What are Community Councils?

There are 18 Community Councils in Shetland. Community Councils are involved a wide range of activities including:

  • Commenting on planning applications
  • Providing financial assistance to local groups / unadopted roads
  • Undertaking environmental improvements
  • Developing local facilities and amenities
  • Carrying out surveys
  • Responding to local, regional and national consultations
  • Organising community events such as Participatory Budgeting

You can use the search function on the Improvement Service's Community Council Finder. Use the map to zoom into the search area, and see the name of the community council by clicking on the community council area

Community Councils usually meet every 4-6 weeks. Community Councils can arrange other public or special meetings out with their normal meeting cycle as necessary. Members of the public are entitled to attend and observe proceedings at Community Council meetings.

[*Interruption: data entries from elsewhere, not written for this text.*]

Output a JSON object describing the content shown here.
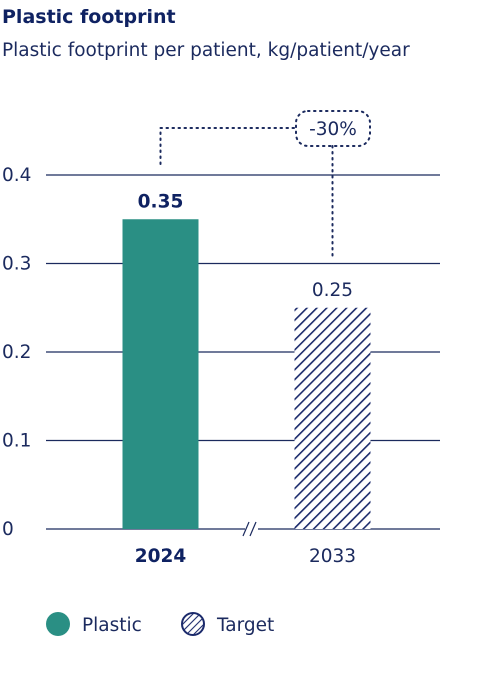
{
  "title": "Plastic footprint",
  "subtitle": "Plastic footprint per patient, kg/patient/year",
  "colors": {
    "plastic": "#2a8f84",
    "target": "#1b2a6b",
    "text": "#1b2a5e",
    "grid": "#1b2a5e"
  },
  "chart_data": {
    "type": "bar",
    "title": "Plastic footprint",
    "subtitle": "Plastic footprint per patient, kg/patient/year",
    "categories": [
      "2024",
      "2033"
    ],
    "series": [
      {
        "name": "Plastic",
        "values": [
          0.35,
          null
        ]
      },
      {
        "name": "Target",
        "values": [
          null,
          0.25
        ]
      }
    ],
    "data_labels": [
      "0.35",
      "0.25"
    ],
    "yticks": [
      0,
      0.1,
      0.2,
      0.3,
      0.4
    ],
    "ytick_labels": [
      "0",
      "0.1",
      "0.2",
      "0.3",
      "0.4"
    ],
    "ylim": [
      0,
      0.4
    ],
    "grid": true,
    "axis_break": true,
    "annotation": {
      "text": "-30%",
      "from": "2024",
      "to": "2033"
    },
    "legend": {
      "position": "bottom",
      "items": [
        {
          "label": "Plastic",
          "style": "solid"
        },
        {
          "label": "Target",
          "style": "hatched"
        }
      ]
    }
  }
}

Community Councils were created by the Local Government (Scotland) Act 1973. The Act required local authorities to introduce Community Council schemes for their area outlining various arrangements including elections, meetings, boundaries, and finance. Local authorities have statutory oversight of Community Councils and, in consultation with their Community Councils, the freedom to tailor schemes to the particular circumstances of their area.

Shetland Islands Council and other bodies consult with Community Councils on issues affecting the community they represent. These issues depend to a large extent on what is important to each community, however, local authorities are required to consult Community Councils on planning applications and many choose to involve them in the Community Planning process.

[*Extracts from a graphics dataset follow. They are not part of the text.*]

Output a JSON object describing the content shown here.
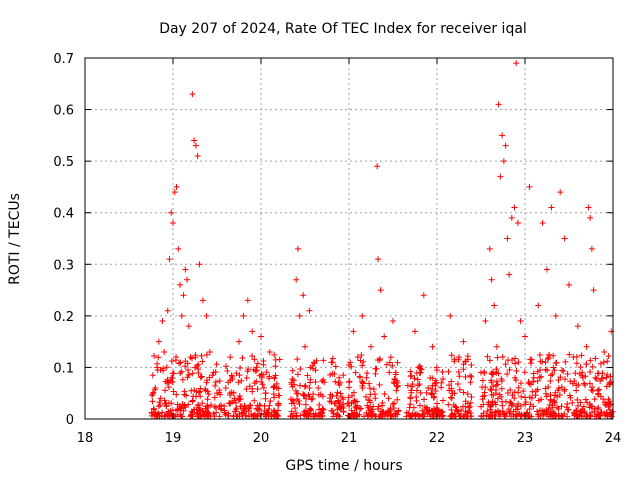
{
  "chart_data": {
    "type": "scatter",
    "title": "Day 207 of 2024, Rate Of TEC Index for receiver iqal",
    "xlabel": "GPS time / hours",
    "ylabel": "ROTI / TECUs",
    "xlim": [
      18,
      24
    ],
    "ylim": [
      0,
      0.7
    ],
    "xticks": [
      "18",
      "19",
      "20",
      "21",
      "22",
      "23",
      "24"
    ],
    "yticks": [
      "0",
      "0.1",
      "0.2",
      "0.3",
      "0.4",
      "0.5",
      "0.6",
      "0.7"
    ],
    "grid": true,
    "marker": "+",
    "series": [
      {
        "name": "ROTI",
        "color": "#ff0000",
        "points": [
          [
            18.78,
            0.02
          ],
          [
            18.8,
            0.06
          ],
          [
            18.82,
            0.1
          ],
          [
            18.84,
            0.15
          ],
          [
            18.86,
            0.04
          ],
          [
            18.88,
            0.19
          ],
          [
            18.9,
            0.13
          ],
          [
            18.92,
            0.03
          ],
          [
            18.94,
            0.21
          ],
          [
            18.96,
            0.31
          ],
          [
            18.98,
            0.4
          ],
          [
            19.0,
            0.38
          ],
          [
            19.02,
            0.44
          ],
          [
            19.04,
            0.45
          ],
          [
            19.06,
            0.33
          ],
          [
            19.08,
            0.26
          ],
          [
            19.1,
            0.2
          ],
          [
            19.12,
            0.24
          ],
          [
            19.14,
            0.29
          ],
          [
            19.16,
            0.27
          ],
          [
            19.18,
            0.18
          ],
          [
            19.2,
            0.12
          ],
          [
            19.22,
            0.63
          ],
          [
            19.24,
            0.54
          ],
          [
            19.26,
            0.53
          ],
          [
            19.28,
            0.51
          ],
          [
            19.3,
            0.3
          ],
          [
            19.34,
            0.23
          ],
          [
            19.38,
            0.2
          ],
          [
            19.42,
            0.13
          ],
          [
            19.46,
            0.09
          ],
          [
            19.5,
            0.05
          ],
          [
            19.55,
            0.02
          ],
          [
            19.6,
            0.06
          ],
          [
            19.65,
            0.12
          ],
          [
            19.7,
            0.04
          ],
          [
            19.75,
            0.15
          ],
          [
            19.8,
            0.2
          ],
          [
            19.85,
            0.23
          ],
          [
            19.9,
            0.17
          ],
          [
            19.95,
            0.1
          ],
          [
            20.0,
            0.16
          ],
          [
            20.05,
            0.05
          ],
          [
            20.1,
            0.13
          ],
          [
            20.15,
            0.08
          ],
          [
            20.2,
            0.03
          ],
          [
            20.35,
            0.03
          ],
          [
            20.4,
            0.27
          ],
          [
            20.42,
            0.33
          ],
          [
            20.44,
            0.2
          ],
          [
            20.48,
            0.24
          ],
          [
            20.5,
            0.14
          ],
          [
            20.55,
            0.21
          ],
          [
            20.6,
            0.11
          ],
          [
            20.65,
            0.06
          ],
          [
            20.7,
            0.02
          ],
          [
            20.8,
            0.11
          ],
          [
            20.85,
            0.03
          ],
          [
            20.9,
            0.07
          ],
          [
            21.0,
            0.03
          ],
          [
            21.05,
            0.17
          ],
          [
            21.1,
            0.12
          ],
          [
            21.15,
            0.2
          ],
          [
            21.2,
            0.08
          ],
          [
            21.25,
            0.14
          ],
          [
            21.32,
            0.49
          ],
          [
            21.33,
            0.31
          ],
          [
            21.36,
            0.25
          ],
          [
            21.4,
            0.16
          ],
          [
            21.45,
            0.04
          ],
          [
            21.5,
            0.19
          ],
          [
            21.55,
            0.07
          ],
          [
            21.7,
            0.04
          ],
          [
            21.75,
            0.17
          ],
          [
            21.8,
            0.1
          ],
          [
            21.85,
            0.24
          ],
          [
            21.9,
            0.06
          ],
          [
            21.95,
            0.14
          ],
          [
            22.0,
            0.03
          ],
          [
            22.05,
            0.07
          ],
          [
            22.15,
            0.2
          ],
          [
            22.2,
            0.05
          ],
          [
            22.25,
            0.12
          ],
          [
            22.3,
            0.15
          ],
          [
            22.35,
            0.03
          ],
          [
            22.5,
            0.09
          ],
          [
            22.55,
            0.19
          ],
          [
            22.6,
            0.33
          ],
          [
            22.62,
            0.27
          ],
          [
            22.65,
            0.22
          ],
          [
            22.68,
            0.14
          ],
          [
            22.7,
            0.61
          ],
          [
            22.72,
            0.47
          ],
          [
            22.74,
            0.55
          ],
          [
            22.76,
            0.5
          ],
          [
            22.78,
            0.53
          ],
          [
            22.8,
            0.35
          ],
          [
            22.82,
            0.28
          ],
          [
            22.85,
            0.39
          ],
          [
            22.88,
            0.41
          ],
          [
            22.9,
            0.69
          ],
          [
            22.92,
            0.38
          ],
          [
            22.95,
            0.19
          ],
          [
            23.0,
            0.16
          ],
          [
            23.05,
            0.45
          ],
          [
            23.1,
            0.08
          ],
          [
            23.15,
            0.22
          ],
          [
            23.2,
            0.38
          ],
          [
            23.25,
            0.29
          ],
          [
            23.3,
            0.41
          ],
          [
            23.35,
            0.2
          ],
          [
            23.4,
            0.44
          ],
          [
            23.45,
            0.35
          ],
          [
            23.5,
            0.26
          ],
          [
            23.55,
            0.12
          ],
          [
            23.6,
            0.18
          ],
          [
            23.65,
            0.09
          ],
          [
            23.7,
            0.14
          ],
          [
            23.72,
            0.41
          ],
          [
            23.74,
            0.39
          ],
          [
            23.76,
            0.33
          ],
          [
            23.78,
            0.25
          ],
          [
            23.8,
            0.08
          ],
          [
            23.9,
            0.13
          ],
          [
            23.95,
            0.03
          ],
          [
            23.98,
            0.17
          ]
        ]
      }
    ]
  }
}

Community Councils are independent, constituted voluntary organisations. As the most local tier of elected representation in Scotland, Community Councils play an important role in local democracy by representing local views which can influence decisions on planning and the provision of local services.

Community Councils bridge the gap between the Council and communities, and help to make public bodies aware of the opinions and needs of the communities they represent. The main purpose of Community Councils is to find out and express the views of the community to the local authority and other public bodies.